What I soon realized was that, with a lot of hard work and some imagination, we needed never to rent costumes again–I could do it myself. But I had to have a source of materials! So I began to comb thrift shops and bargain racks in fabric stores, and managed to find the necessary supplies at affordable prices. As luck would have it, I soon began to be recognized in the thrift stores and, in the most recent years, found allies who now help me find materials and notions that are suitable for my costume creations; they seem to enjoy the challenge of the hunt as much as I do.
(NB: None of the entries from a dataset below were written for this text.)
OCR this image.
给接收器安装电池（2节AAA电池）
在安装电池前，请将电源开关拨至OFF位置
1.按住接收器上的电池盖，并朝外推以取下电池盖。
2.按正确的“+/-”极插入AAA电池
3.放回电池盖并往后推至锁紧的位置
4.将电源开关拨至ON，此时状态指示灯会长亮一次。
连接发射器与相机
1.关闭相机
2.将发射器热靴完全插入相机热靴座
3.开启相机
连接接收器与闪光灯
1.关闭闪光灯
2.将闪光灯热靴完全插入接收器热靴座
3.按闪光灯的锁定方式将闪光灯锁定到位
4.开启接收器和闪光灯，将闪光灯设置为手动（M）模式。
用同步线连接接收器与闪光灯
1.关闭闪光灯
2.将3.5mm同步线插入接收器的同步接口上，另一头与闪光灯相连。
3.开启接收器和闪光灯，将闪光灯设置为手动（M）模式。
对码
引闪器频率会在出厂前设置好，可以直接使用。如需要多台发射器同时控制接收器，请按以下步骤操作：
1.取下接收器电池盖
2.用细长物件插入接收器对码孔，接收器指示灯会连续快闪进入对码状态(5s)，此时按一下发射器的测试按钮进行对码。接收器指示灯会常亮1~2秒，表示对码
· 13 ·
I also often find baggies of tapes, laces and buttons in those same stores–all for amazingly low prices. Big thanks go out to the Thrift Shops for Nova West Island in Sainte-Anne-de-Bellevue for being one of my biggest suppliers.
Though I had found my sources for fabric and notions, I soon began to realize that building a crinoline from scratch was a lot of work, and could be very expensive. Then serendipitously, I realized that outdated wedding gowns often have crinolines built in. Eureka! So, now I have begun collecting old wedding gowns, dismantling them, and harvesting the crinolines. What a time and money saver! Thanks again to the Thrift Shops for Nova West Island in Kirkland and Sainte-Anne-de-Bellevue for their help.
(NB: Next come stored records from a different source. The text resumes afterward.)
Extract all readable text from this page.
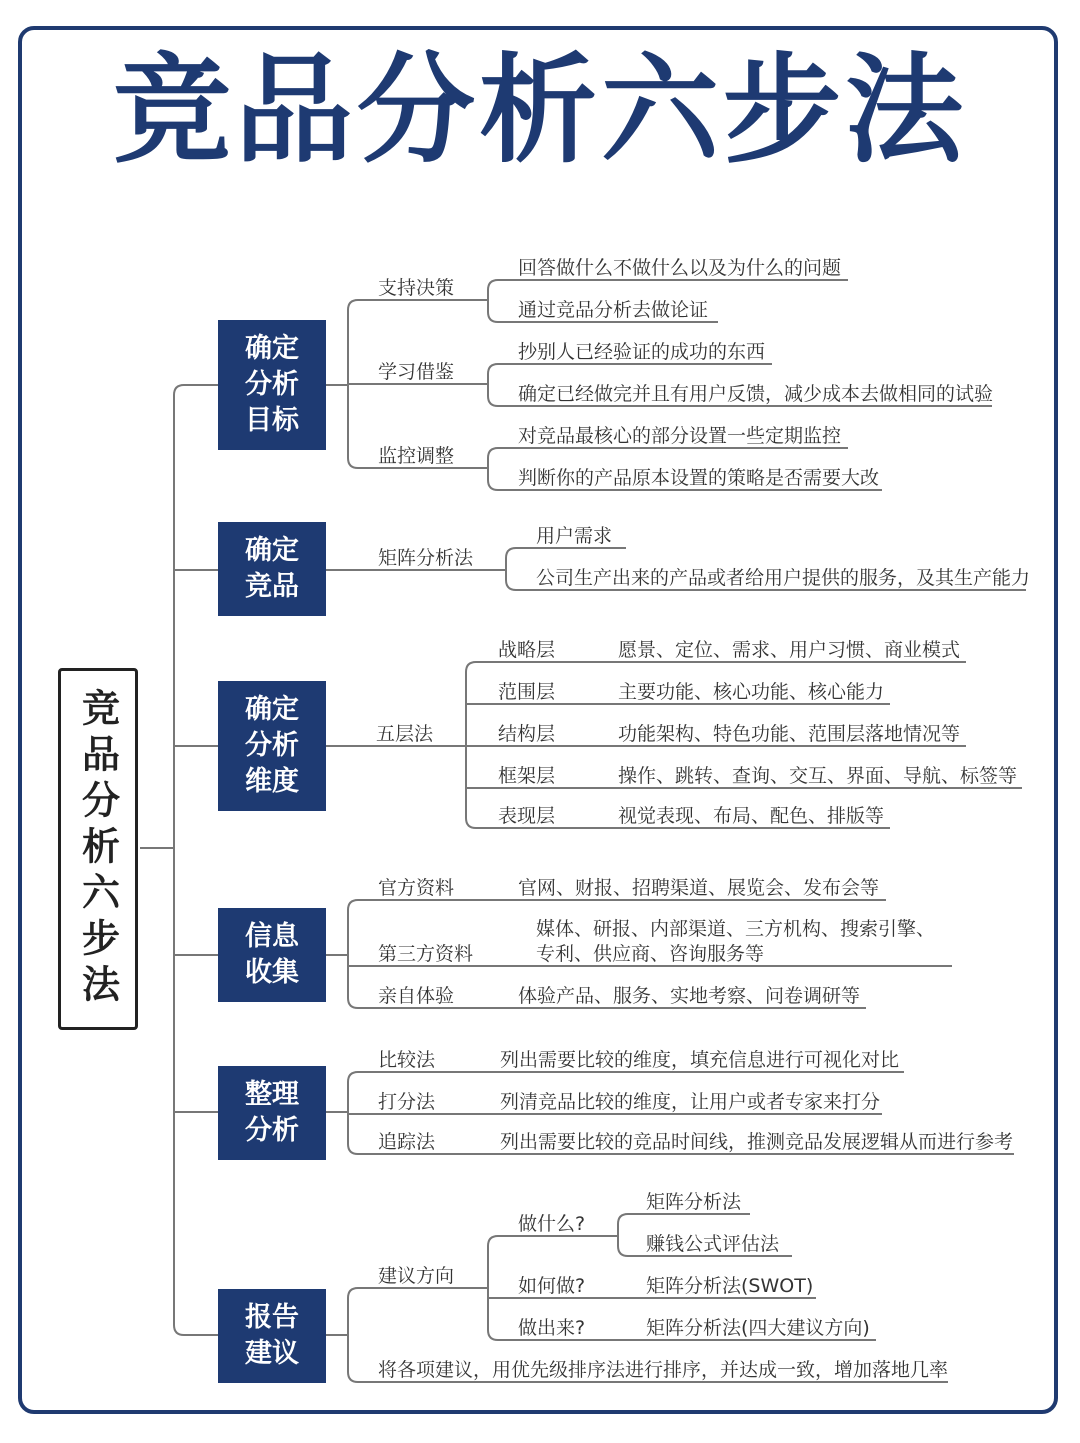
竞品分析六步法
竞品分析六步法
确定分析目标
确定竞品
确定分析维度
信息收集
整理分析
报告建议
支持决策
回答做什么不做什么以及为什么的问题
通过竞品分析去做论证
学习借鉴
抄别人已经验证的成功的东西
确定已经做完并且有用户反馈，减少成本去做相同的试验
监控调整
对竞品最核心的部分设置一些定期监控
判断你的产品原本设置的策略是否需要大改
矩阵分析法
用户需求
公司生产出来的产品或者给用户提供的服务，及其生产能力
五层法
战略层	愿景、定位、需求、用户习惯、商业模式
范围层	主要功能、核心功能、核心能力
结构层	功能架构、特色功能、范围层落地情况等
框架层	操作、跳转、查询、交互、界面、导航、标签等
表现层	视觉表现、布局、配色、排版等
官方资料	官网、财报、招聘渠道、展览会、发布会等
第三方资料
媒体、研报、内部渠道、三方机构、搜索引擎、
专利、供应商、咨询服务等
亲自体验	体验产品、服务、实地考察、问卷调研等
比较法	列出需要比较的维度，填充信息进行可视化对比
打分法	列清竞品比较的维度，让用户或者专家来打分
追踪法	列出需要比较的竞品时间线，推测竞品发展逻辑从而进行参考
建议方向
做什么?
矩阵分析法
赚钱公式评估法
如何做?	矩阵分析法(SWOT)
做出来?	矩阵分析法(四大建议方向)
将各项建议，用优先级排序法进行排序，并达成一致，增加落地几率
Often I reuse the fabric from the body of the wedding gown too and, after dyeing it, I turn the material into Victorian or medieval costume pieces. I have made regency tailcoats from garish two piece suits–the trouser legs become the tails. Our recent production of Patience was costumed with reclaimed sari fabrics and crinolines, as well as a lovely three piece suit which I repurposed by recutting, and then trimming the lapels with bias tape. A major general’s uniform from a very outdated cream-coloured suit, with added safari style pockets and reclaimed brass buttons, helped him cut a very dashing figure.
Of course, all of this is a lot of work, but I love the challenge and the hunt for materials! I also love the fact that I now have a few partners in crime and a band of dedicated seamstresses and apprentices who are eager to help out and learn this craft.
None of us wants to think of this sad idea, but there are babies (Angel Babies) who never make it home from the hospital: some are born too soon, while others have difficulties that cannot be overcome. To do my share in easing the suffering of the afflicted families, I recently began a new project: I turn some of those old recycled wedding gowns into outfits for the Angel Babies. I first heard about the need for such items from a nurse who worked in the birthing centre of a large hospital. She told me of the dedicated nurses and volunteer photographers who tenderly dress these little ones and photograph them so that their parents have a beautiful and lasting, visual memory. Indeed, there is a whole online community of people who spend hours creating exquisite items for these families. So I began to use some of the beautiful fabrics left over from the dresses, as well as some of the laces and beading, and now I too, construct little robes for these sweet babies so they have something beautiful to wear for their photos.
Thank you, Thrift Shops for Nova West Island for helping me help others.